Scientists discovered memory T cells that could recognise SARS-CoV-2 early in the pandemic in persons who had never been exposed to the virus. These cells, which originate from prior infections caused by pathogens other than SARS-CoV-2, are frequently referred to as cross-reactive T cells. These cells may even improve responses to COVID vaccines, according to research, and may even offer some protection against COVID.

How we acted

Before the pandemic, we used blood samples taken from kids when they were two and again when they were six. Adults were also included, but none had ever had SARS-CoV-2 before. We searched for T cells specific to OC43, one of the coronaviruses that causes the common cold, and T cells that responded to SARS-CoV-2 in these blood samples.

High-dimensional flow cytometry, a cutting-edge method, allowed us to distinguish T cells and describe their condition in great detail. We focused on the response of T cells to OC43 and SARS-CoV-2.

We discovered a strong correlation between the frequency of OC43-specific memory T cells, which was higher in children than in adults, and SARS-CoV-2 cross-reactive T cells. The cross-reactive T cell response was noticeable in two-year-olds, peaked at age six, and then weakened as people aged.

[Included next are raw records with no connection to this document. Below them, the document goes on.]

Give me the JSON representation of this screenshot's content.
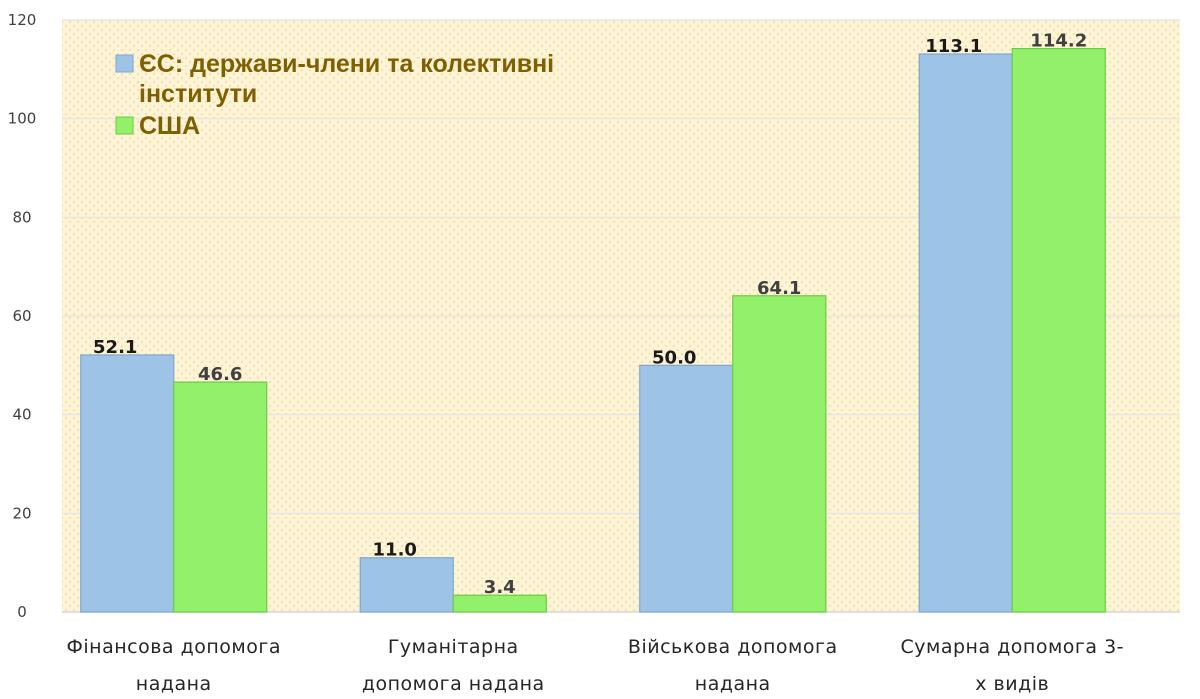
{
  "chart_data": {
    "type": "bar",
    "title": "",
    "xlabel": "",
    "ylabel": "",
    "ylim": [
      0,
      120
    ],
    "yticks": [
      0,
      20,
      40,
      60,
      80,
      100,
      120
    ],
    "grid": true,
    "legend_position": "top-left",
    "categories": [
      [
        "Фінансова допомога",
        "надана"
      ],
      [
        "Гуманітарна",
        "допомога надана"
      ],
      [
        "Військова допомога",
        "надана"
      ],
      [
        "Сумарна допомога 3-",
        "х видів"
      ]
    ],
    "series": [
      {
        "name": [
          "ЄС: держави-члени та колективні",
          "інститути"
        ],
        "color": "#9dc3e6",
        "edge": "#7fa7cf",
        "values": [
          52.1,
          11.0,
          50.0,
          113.1
        ],
        "labels": [
          "52.1",
          "11.0",
          "50.0",
          "113.1"
        ],
        "label_color": "#1a1a1a"
      },
      {
        "name": [
          "США"
        ],
        "color": "#92f06a",
        "edge": "#6ccc44",
        "values": [
          46.6,
          3.4,
          64.1,
          114.2
        ],
        "labels": [
          "46.6",
          "3.4",
          "64.1",
          "114.2"
        ],
        "label_color": "#404040"
      }
    ],
    "plot_background": "#fdf3d6"
  }
}
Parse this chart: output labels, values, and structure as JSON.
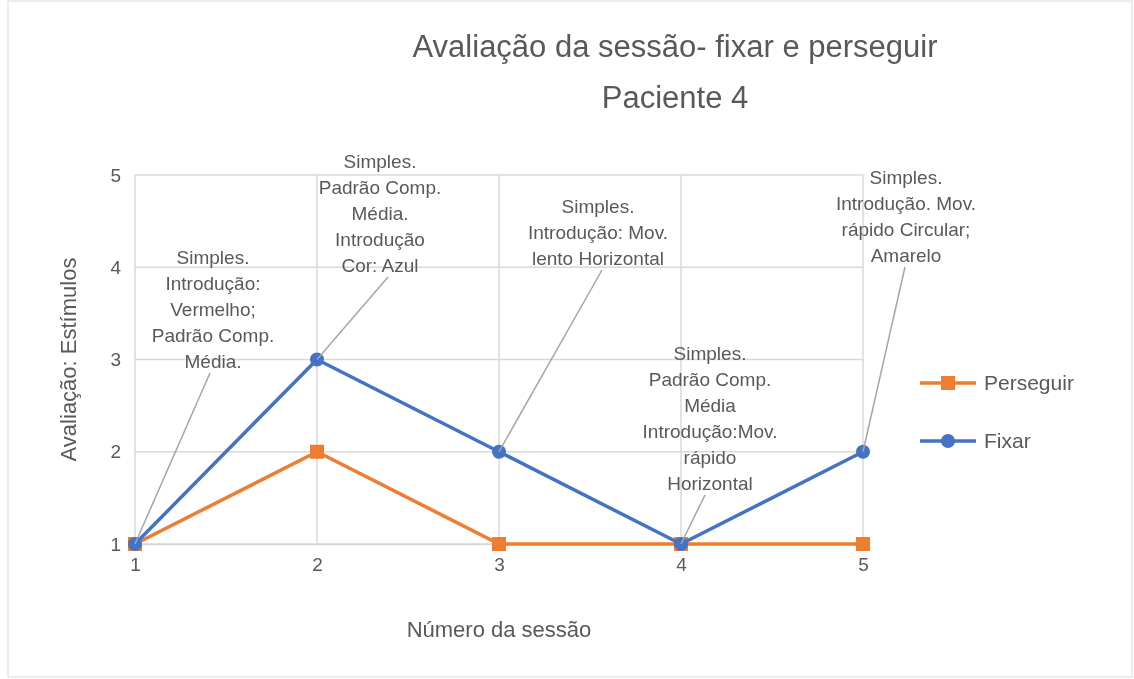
{
  "chart_data": {
    "type": "line",
    "title": "Avaliação da sessão- fixar e perseguir",
    "subtitle": "Paciente 4",
    "xlabel": "Número da sessão",
    "ylabel": "Avaliação: Estímulos",
    "x": [
      1,
      2,
      3,
      4,
      5
    ],
    "xlim": [
      1,
      5
    ],
    "xticks": [
      1,
      2,
      3,
      4,
      5
    ],
    "ylim": [
      1,
      5
    ],
    "yticks": [
      1,
      2,
      3,
      4,
      5
    ],
    "grid": true,
    "legend": "right",
    "series": [
      {
        "name": "Perseguir",
        "color": "#ed7d31",
        "values": [
          1,
          2,
          1,
          1,
          1
        ],
        "marker": "square"
      },
      {
        "name": "Fixar",
        "color": "#4472c4",
        "values": [
          1,
          3,
          2,
          1,
          2
        ],
        "marker": "circle"
      }
    ],
    "annotations": [
      {
        "text": "Simples. Introdução: Vermelho; Padrão Comp. Média.",
        "x": 1,
        "y": 1
      },
      {
        "text": "Simples. Padrão Comp. Média. Introdução Cor: Azul",
        "x": 2,
        "y": 3
      },
      {
        "text": "Simples. Introdução: Mov. lento Horizontal",
        "x": 3,
        "y": 2
      },
      {
        "text": "Simples. Padrão Comp. Média Introdução:Mov. rápido Horizontal",
        "x": 4,
        "y": 1
      },
      {
        "text": "Simples. Introdução. Mov. rápido Circular; Amarelo",
        "x": 5,
        "y": 2
      }
    ]
  }
}
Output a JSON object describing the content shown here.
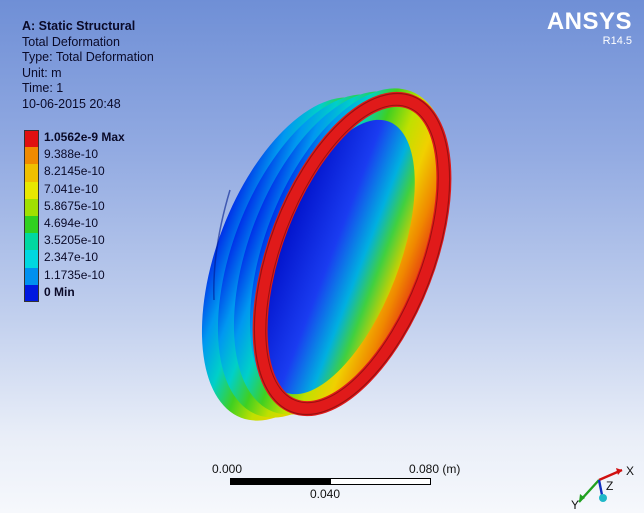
{
  "header": {
    "analysis_title": "A: Static Structural",
    "result_name": "Total Deformation",
    "result_type": "Type: Total Deformation",
    "unit": "Unit: m",
    "time": "Time: 1",
    "date": "10-06-2015 20:48"
  },
  "branding": {
    "logo": "ANSYS",
    "version": "R14.5"
  },
  "legend": {
    "entries": [
      {
        "label": "1.0562e-9 Max",
        "color": "#e01010",
        "bold": true
      },
      {
        "label": "9.388e-10",
        "color": "#f08a00"
      },
      {
        "label": "8.2145e-10",
        "color": "#f0c000"
      },
      {
        "label": "7.041e-10",
        "color": "#e8e800"
      },
      {
        "label": "5.8675e-10",
        "color": "#a0e000"
      },
      {
        "label": "4.694e-10",
        "color": "#30d020"
      },
      {
        "label": "3.5205e-10",
        "color": "#00d8a0"
      },
      {
        "label": "2.347e-10",
        "color": "#00d8e0"
      },
      {
        "label": "1.1735e-10",
        "color": "#0090f0"
      },
      {
        "label": "0 Min",
        "color": "#0018e0",
        "bold": true
      }
    ]
  },
  "scale_bar": {
    "start": "0.000",
    "mid": "0.040",
    "end": "0.080 (m)"
  },
  "triad": {
    "x": "X",
    "y": "Y",
    "z": "Z"
  },
  "colors": {
    "max_red": "#e01010",
    "min_blue": "#0018e0",
    "background_top": "#6f8fd6",
    "background_bottom": "#f6f8fc"
  }
}
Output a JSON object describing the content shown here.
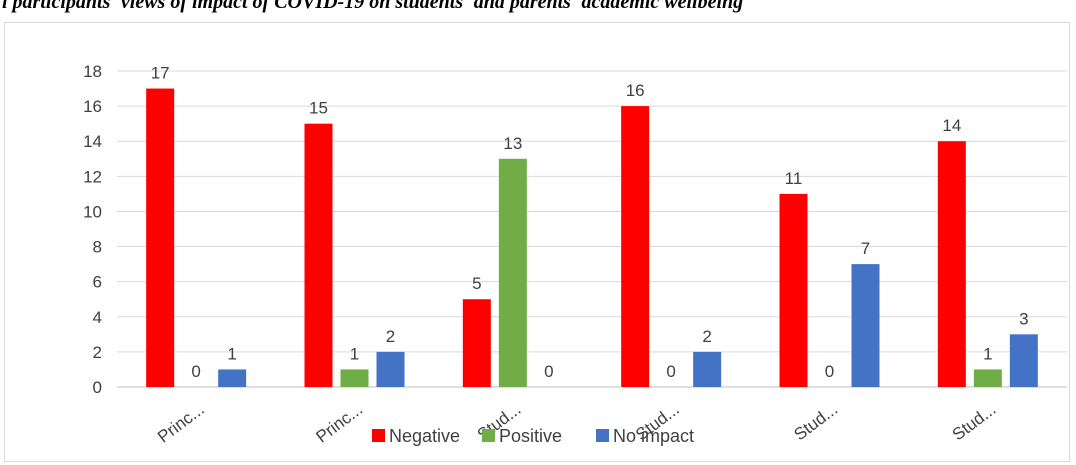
{
  "caption": {
    "text": "i participants' views of impact of COVID-19 on students' and parents' academic wellbeing"
  },
  "chart_data": {
    "type": "bar",
    "categories": [
      "Princ...",
      "Princ...",
      "Stud...",
      "Stud...",
      "Stud...",
      "Stud..."
    ],
    "series": [
      {
        "name": "Negative",
        "color": "#ff0000",
        "values": [
          17,
          15,
          5,
          16,
          11,
          14
        ]
      },
      {
        "name": "Positive",
        "color": "#70ad47",
        "values": [
          0,
          1,
          13,
          0,
          0,
          1
        ]
      },
      {
        "name": "No impact",
        "color": "#4472c4",
        "values": [
          1,
          2,
          0,
          2,
          7,
          3
        ]
      }
    ],
    "ylim": [
      0,
      18
    ],
    "yticks": [
      0,
      2,
      4,
      6,
      8,
      10,
      12,
      14,
      16,
      18
    ],
    "grid": true,
    "legend": "bottom"
  }
}
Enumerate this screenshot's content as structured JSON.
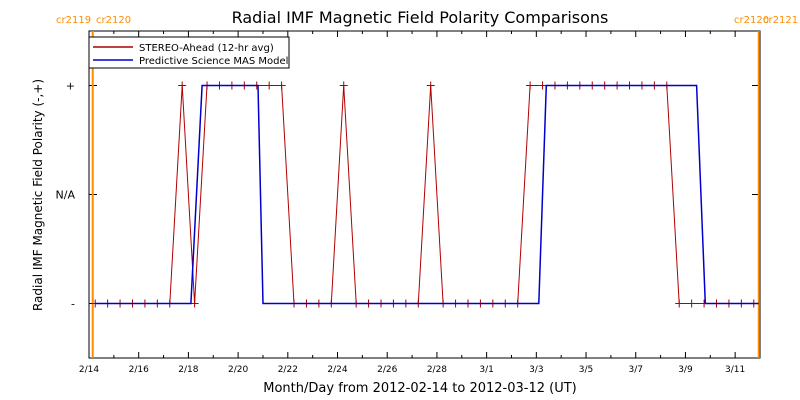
{
  "chart_data": {
    "type": "line",
    "title": "Radial IMF Magnetic Field Polarity Comparisons",
    "xlabel": "Month/Day from 2012-02-14 to 2012-03-12 (UT)",
    "ylabel": "Radial IMF Magnetic Field Polarity (-,+)",
    "x_unit": "days since 2012-02-14 00:00 UT",
    "xlim": [
      0,
      27
    ],
    "ylim": [
      -1.5,
      1.5
    ],
    "y_ticks": [
      {
        "value": 1,
        "label": "+"
      },
      {
        "value": 0,
        "label": "N/A"
      },
      {
        "value": -1,
        "label": "-"
      }
    ],
    "x_ticks": [
      {
        "value": 0,
        "label": "2/14"
      },
      {
        "value": 2,
        "label": "2/16"
      },
      {
        "value": 4,
        "label": "2/18"
      },
      {
        "value": 6,
        "label": "2/20"
      },
      {
        "value": 8,
        "label": "2/22"
      },
      {
        "value": 10,
        "label": "2/24"
      },
      {
        "value": 12,
        "label": "2/26"
      },
      {
        "value": 14,
        "label": "2/28"
      },
      {
        "value": 16,
        "label": "3/1"
      },
      {
        "value": 18,
        "label": "3/3"
      },
      {
        "value": 20,
        "label": "3/5"
      },
      {
        "value": 22,
        "label": "3/7"
      },
      {
        "value": 24,
        "label": "3/9"
      },
      {
        "value": 26,
        "label": "3/11"
      }
    ],
    "rotation_markers": [
      {
        "value": 0.15,
        "labels": [
          "cr2119",
          "cr2120"
        ],
        "side": "left"
      },
      {
        "value": 26.95,
        "labels": [
          "cr2120",
          "cr2121"
        ],
        "side": "right"
      }
    ],
    "legend": {
      "position": "top-left"
    },
    "series": [
      {
        "name": "STEREO-Ahead (12-hr avg)",
        "color": "#b00000",
        "style": "line-with-markers",
        "x": [
          0.25,
          0.75,
          1.25,
          1.75,
          2.25,
          2.75,
          3.25,
          3.75,
          4.25,
          4.75,
          5.25,
          5.75,
          6.25,
          6.75,
          7.25,
          7.75,
          8.25,
          8.75,
          9.25,
          9.75,
          10.25,
          10.75,
          11.25,
          11.75,
          12.25,
          12.75,
          13.25,
          13.75,
          14.25,
          14.75,
          15.25,
          15.75,
          16.25,
          16.75,
          17.25,
          17.75,
          18.25,
          18.75,
          19.25,
          19.75,
          20.25,
          20.75,
          21.25,
          21.75,
          22.25,
          22.75,
          23.25,
          23.75,
          24.25,
          24.75,
          25.25,
          25.75,
          26.25,
          26.75
        ],
        "values": [
          -1,
          -1,
          -1,
          -1,
          -1,
          -1,
          -1,
          1,
          -1,
          1,
          1,
          1,
          1,
          1,
          1,
          1,
          -1,
          -1,
          -1,
          -1,
          1,
          -1,
          -1,
          -1,
          -1,
          -1,
          -1,
          1,
          -1,
          -1,
          -1,
          -1,
          -1,
          -1,
          -1,
          1,
          1,
          1,
          1,
          1,
          1,
          1,
          1,
          1,
          1,
          1,
          1,
          -1,
          -1,
          -1,
          -1,
          -1,
          -1,
          -1
        ]
      },
      {
        "name": "Predictive Science MAS Model",
        "color": "#0000cc",
        "style": "step",
        "steps": [
          {
            "x": 0.25,
            "y": -1
          },
          {
            "x": 4.1,
            "y": -1
          },
          {
            "x": 4.55,
            "y": 1
          },
          {
            "x": 6.8,
            "y": 1
          },
          {
            "x": 7.0,
            "y": -1
          },
          {
            "x": 18.1,
            "y": -1
          },
          {
            "x": 18.4,
            "y": 1
          },
          {
            "x": 24.45,
            "y": 1
          },
          {
            "x": 24.8,
            "y": -1
          },
          {
            "x": 26.95,
            "y": -1
          }
        ]
      }
    ]
  }
}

We are unsure of whether or to what extent the presence of these T cells confers protection against COVID. Yet, this innate immunity, which seems to be particularly strong in adolescence, may help to explain why adolescents with a COVID infection typically fare better than adults.

Certain restrictions

Our research is based on samples from youngsters (aged two and six) and adults (aged 26 to 83). Since the mortality rate from COVID in children is highest in younger children and lowest from ages five to nine, it will be crucial to analyse samples from children of other ages in order to better understand age differences. Moreover, we lacked samples from adolescents or people under the age of 26.

Our research also looked into the blood’s circulating T lymphocytes. Yet, immune cells can also be found in other body locations. It is still unknown if the age differences found in our study would hold for tissue samples taken from the tonsils or lower respiratory tract, for instance, where T cells reactive to SARS-CoV-2 have been found in adults who haven’t been exposed to the virus.